Dairy farmers will need a higher milk price to recover from floods in northern NSW that have wiped out livestock and farm infrastructure and devastated pastures that had only just been sown for the new season.
Milk prices to rise after floods and drought hit dairy land
Cows were washed out to sea by the floodwaters, which have begun to recede. Nine News

Dairy farmers will need a higher milk price to recover from floods in northern NSW that have wiped out livestock and farm infrastructure and devastated pastures that had only just been sown for the new season.
Five people died in the floods and more than 30,000remained cut off by floodwaters on Sunday, after days of rainfall left towns inundated, many of them barely four years after record floods hit the region in 2021.
At their peak, the floods isolated about 50,000 people, submerging intersections and street signs in mid-north coast towns and covering cars up to their windshields, after fast-rising waters burst river banks.
NSW Emergency Services said it had made 43 helicopter drops and around 130 drops by other means to provide isolated farmers with emergency fodder for stranded livestock.
The latest death was a man in his 80s whose body was found at a flooded property near Taree, on the Manning River more than 300 kilometres north of Sydney.
“The mental load on people is just enormous. Farmers experienced a once-in-a-hundred-years event four years ago, and now they’re dealing with the same thing again,” Paul van Wel, regional manager of Dairy NSW, told The Australian Financial Review.
Entire herds of cattle have been lost in the floods, as well as fences, machinery and other infrastructure required to keep farms functioning. For those whose livestock and buildings were unscathed, isolation, low feed stocks and patchy power supplies meant cows could not be milked and are exposed to increasing health risks.
“These are the near-term problems, but the things people don’t realise is that by losing newly sown pasture, farmers have just doubled their recovery costs,” van Wel said.

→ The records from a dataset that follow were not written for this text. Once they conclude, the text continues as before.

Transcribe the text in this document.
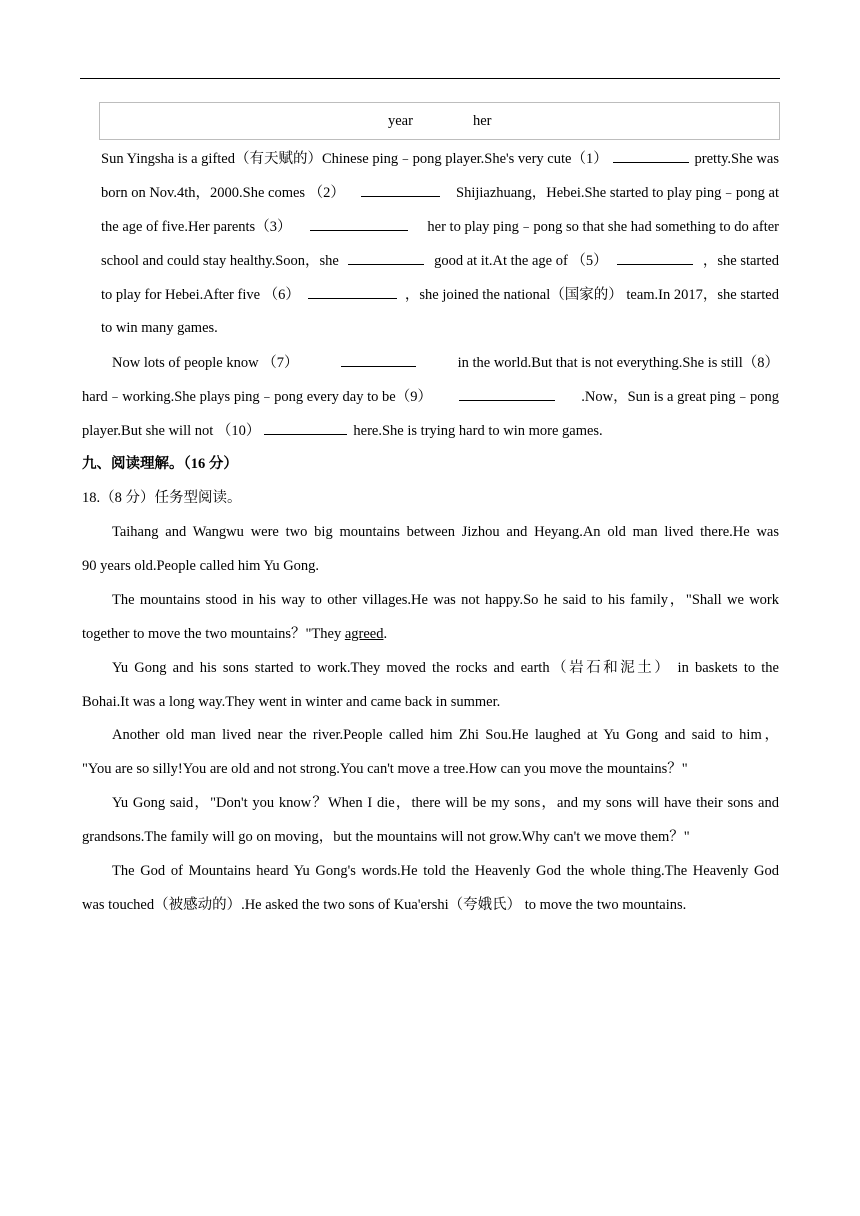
year	her
Sun Yingsha is a gifted（有天赋的）Chinese ping﹣pong player.She's very cute（1）	pretty.She was
born on Nov.4th，2000.She comes （2）	Shijiazhuang，Hebei.She started to play ping﹣pong at
the age of five.Her parents（3）	her to play ping﹣pong so that she had something to do after
school and could stay healthy.Soon，she	good at it.At the age of （5）	，she started
to play for Hebei.After five （6）	，she joined the national（国家的） team.In 2017，she started
to win many games.
Now lots of people know （7）	in the world.But that is not everything.She is still（8）
hard﹣working.She plays ping﹣pong every day to be（9）	.Now，Sun is a great ping﹣pong
player.But she will not （10）	here.She is trying hard to win more games.
九、阅读理解。（16 分）
18.（8 分）任务型阅读。
Taihang and Wangwu were two big mountains between Jizhou and Heyang.An old man lived there.He was
90 years old.People called him Yu Gong.
The mountains stood in his way to other villages.He was not happy.So he said to his family，"Shall we work
together to move the two mountains？"They agreed .
Yu Gong and his sons started to work.They moved the rocks and earth（岩石和泥土） in baskets to the
Bohai.It was a long way.They went in winter and came back in summer.
Another old man lived near the river.People called him Zhi Sou.He laughed at Yu Gong and said to him，
"You are so silly!You are old and not strong.You can't move a tree.How can you move the mountains？"
Yu Gong said，"Don't you know？When I die，there will be my sons，and my sons will have their sons and
grandsons.The family will go on moving，but the mountains will not grow.Why can't we move them？"
The God of Mountains heard Yu Gong's words.He told the Heavenly God the whole thing.The Heavenly God
was touched（被感动的）.He asked the two sons of Kua'ershi（夸娥氏） to move the two mountains.
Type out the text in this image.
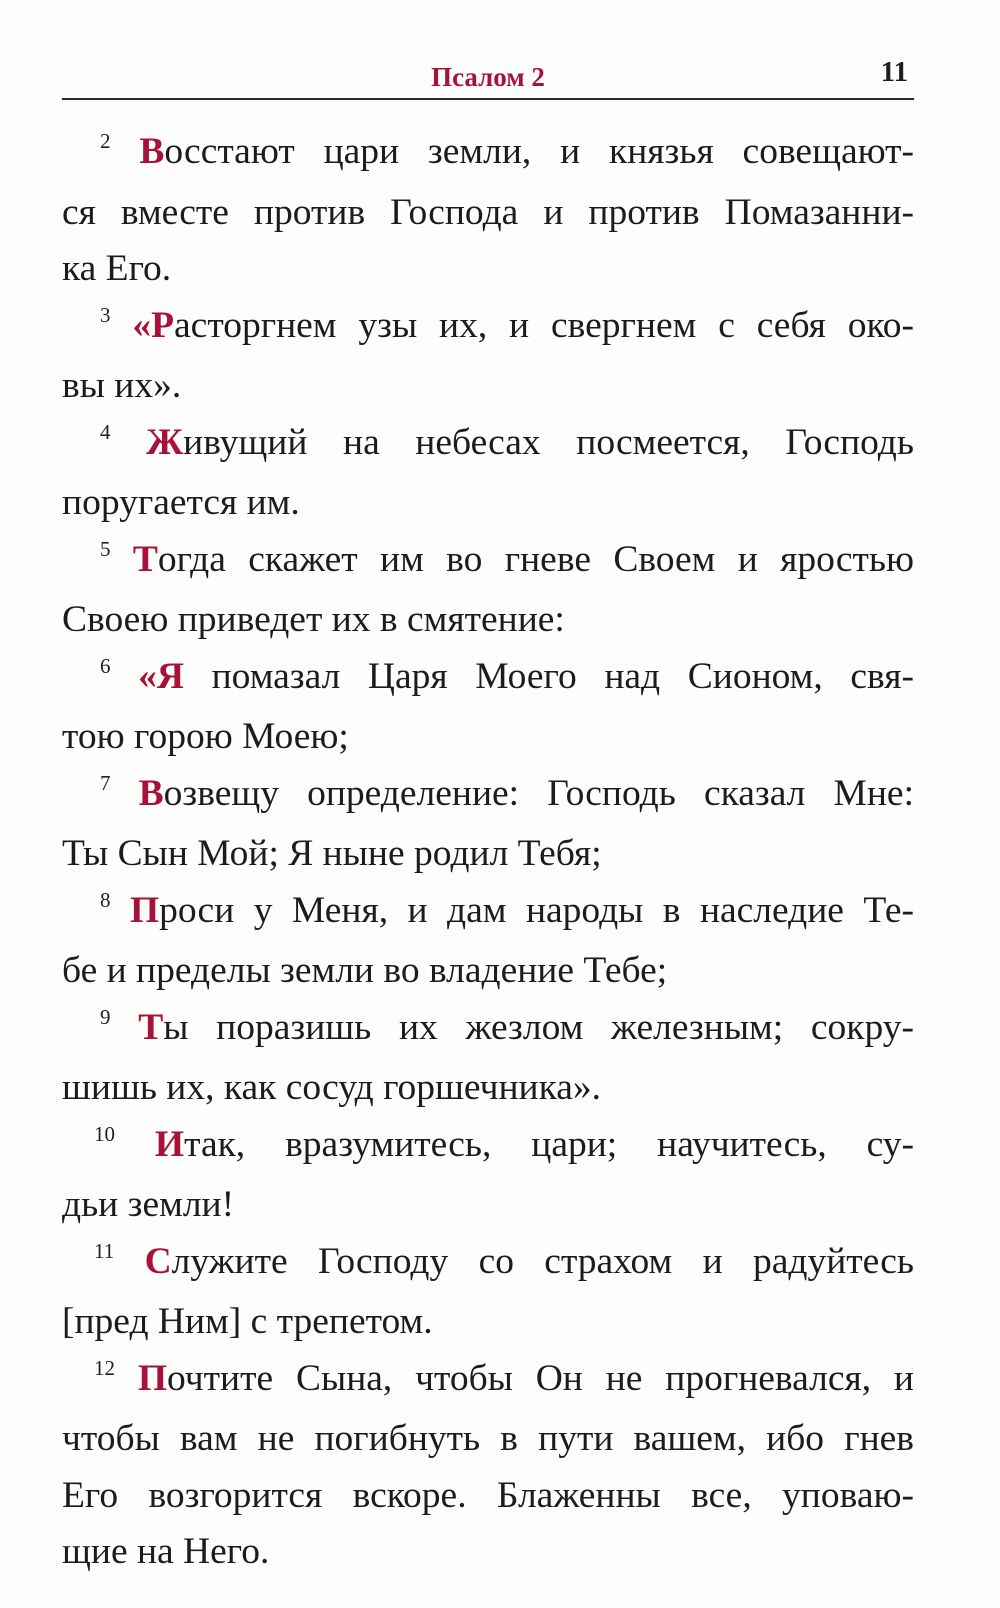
Псалом 2	11

$^2$ Восстают цари земли, и князья совещают-
ся вместе против Господа и против Помазанни-
ка Его.

$^3$ «Расторгнем узы их, и свергнем с себя око-
вы их».

$^4$ Живущий на небесах посмеется, Господь
поругается им.

$^5$ Тогда скажет им во гневе Своем и яростью
Своею приведет их в смятение:

$^6$ «Я помазал Царя Моего над Сионом, свя-
тою горою Моею;

$^7$ Возвещу определение: Господь сказал Мне:
Ты Сын Мой; Я ныне родил Тебя;

$^8$ Проси у Меня, и дам народы в наследие Те-
бе и пределы земли во владение Тебе;

$^9$ Ты поразишь их жезлом железным; сокру-
шишь их, как сосуд горшечника».

$^{10}$ Итак, вразумитесь, цари; научитесь, су-
дьи земли!

$^{11}$ Служите Господу со страхом и радуйтесь
[пред Ним] с трепетом.

$^{12}$ Почтите Сына, чтобы Он не прогневался, и
чтобы вам не погибнуть в пути вашем, ибо гнев
Его возгорится вскоре. Блаженны все, уповаю-
щие на Него.
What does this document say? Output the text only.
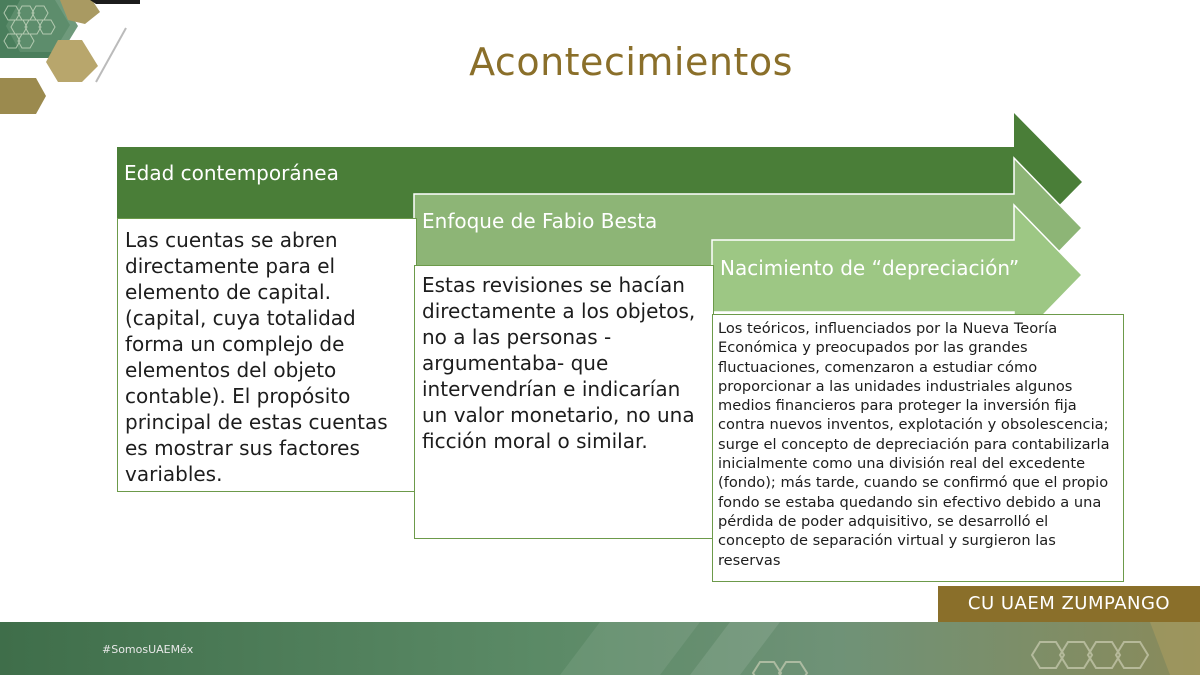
Acontecimientos
Edad contemporánea
Enfoque de Fabio Besta
Nacimiento de “depreciación”
Las cuentas se abren directamente para el elemento de capital. (capital, cuya totalidad forma un complejo de elementos del objeto contable). El propósito principal de estas cuentas es mostrar sus factores variables.
Estas revisiones se hacían directamente a los objetos, no a las personas - argumentaba- que intervendrían e indicarían un valor monetario, no una ficción moral o similar.
Los teóricos, influenciados por la Nueva Teoría Económica y preocupados por las grandes fluctuaciones, comenzaron a estudiar cómo proporcionar a las unidades industriales algunos medios financieros para proteger la inversión fija contra nuevos inventos, explotación y obsolescencia; surge el concepto de depreciación para contabilizarla inicialmente como una división real del excedente (fondo); más tarde, cuando se confirmó que el propio fondo se estaba quedando sin efectivo debido a una pérdida de poder adquisitivo, se desarrolló el concepto de separación virtual y surgieron las reservas
CU UAEM ZUMPANGO
#SomosUAEMéx
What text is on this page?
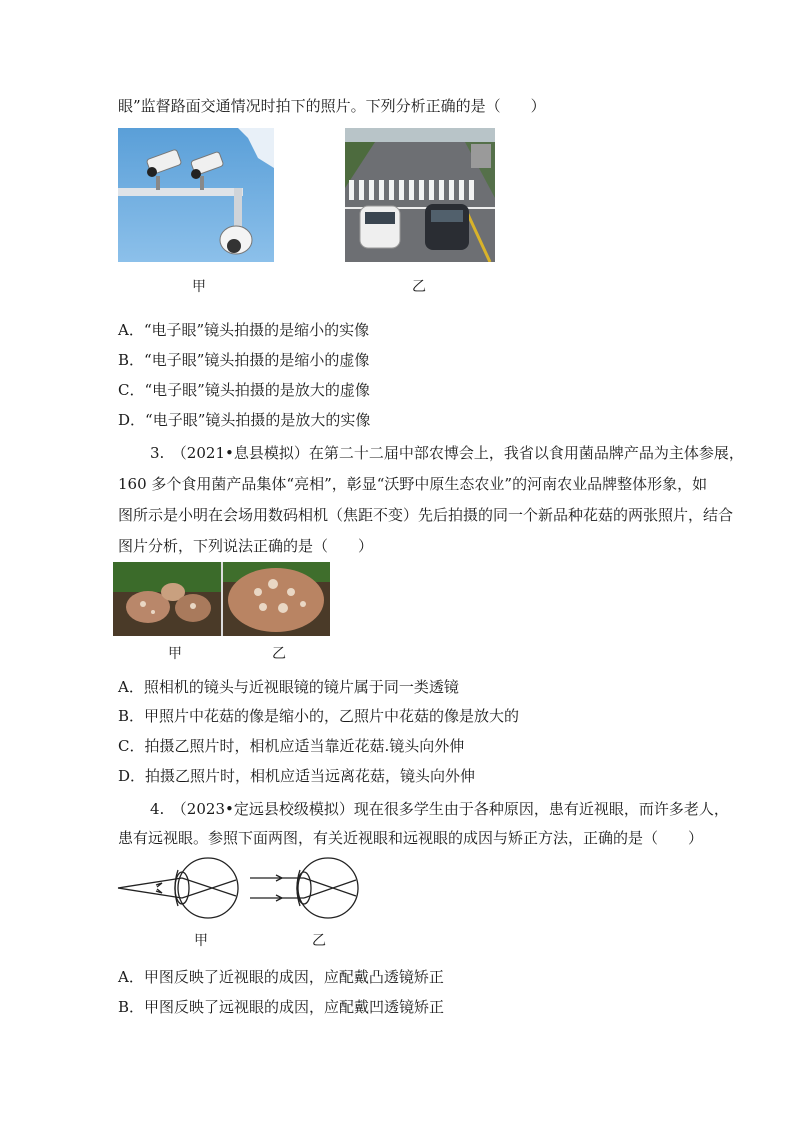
眼”监督路面交通情况时拍下的照片。下列分析正确的是（　　）
甲	乙
A．“电子眼”镜头拍摄的是缩小的实像
B．“电子眼”镜头拍摄的是缩小的虚像
C．“电子眼”镜头拍摄的是放大的虚像
D．“电子眼”镜头拍摄的是放大的实像
3.　（2021•息县模拟）在第二十二届中部农博会上，我省以食用菌品牌产品为主体参展，
160 多个食用菌产品集体“亮相”，彰显“沃野中原生态农业”的河南农业品牌整体形象，如
图所示是小明在会场用数码相机（焦距不变）先后拍摄的同一个新品种花菇的两张照片，结合
图片分析，下列说法正确的是（　　）
甲	乙
A．照相机的镜头与近视眼镜的镜片属于同一类透镜
B．甲照片中花菇的像是缩小的，乙照片中花菇的像是放大的
C．拍摄乙照片时，相机应适当靠近花菇.镜头向外伸
D．拍摄乙照片时，相机应适当远离花菇，镜头向外伸
4.　（2023•定远县校级模拟）现在很多学生由于各种原因，患有近视眼，而许多老人，
患有远视眼。参照下面两图，有关近视眼和远视眼的成因与矫正方法，正确的是（　　）
甲	乙
A．甲图反映了近视眼的成因，应配戴凸透镜矫正
B．甲图反映了远视眼的成因，应配戴凹透镜矫正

Contrasting weather systems

“A lot of these paddocks just won’t be able to be re-established because they are covered in mud and debris, which has an impact for the next winter. So we’re talking about some really serious impacts here in terms of the costs of dairy production.
“For dairy farmers to re-establish, they are going to have to need a significant milk price to be able to allow them to have the cash flow to fund the rebuilding that will need to be done,” he said.
In other parts of the country, dairy farmers are being hit by drought conditions. Farmers in South Australia and Victoria have been forced to buy hay from NSW, driving up feed prices and compounding costs for embattled farmers in the northern rivers.
The two contrasting weather systems will contribute to significantly constrained milk supply across the country, said Eliza Redfern, an analyst at Dairy Australia.
Farm gate prices – the price paid by suppliers to farmers for milk – are set on June 1, and limited supply is likely to push prices higher.
“We do have a tighter supply picture in Australia at the moment and that is likely to support a higher farm gate price for the beginning of the new season,” Redfern said.
“Then we will need to see how the market progresses, including the pressures on retail and export spaces, as to whether that warrants any additional price step-ups.”
Milk produced in northern NSW is largely retained for domestic consumption, while southern producers have a larger export market.
Beef producers have also been hit hard by the floods, but Meat and Livestock Australia said healthy national supply levels would constrain price rises.
A spokesman for Meat and Livestock Australia said supply chain impacts may have a small, short-term impact on price.
“But it’s important to note that there are plenty of sheep and cattle in Australia and we are seeing record production and slaughter. So there is more than enough meat hitting the shelves, and any price changes resulting from these floods will stabilise quickly.”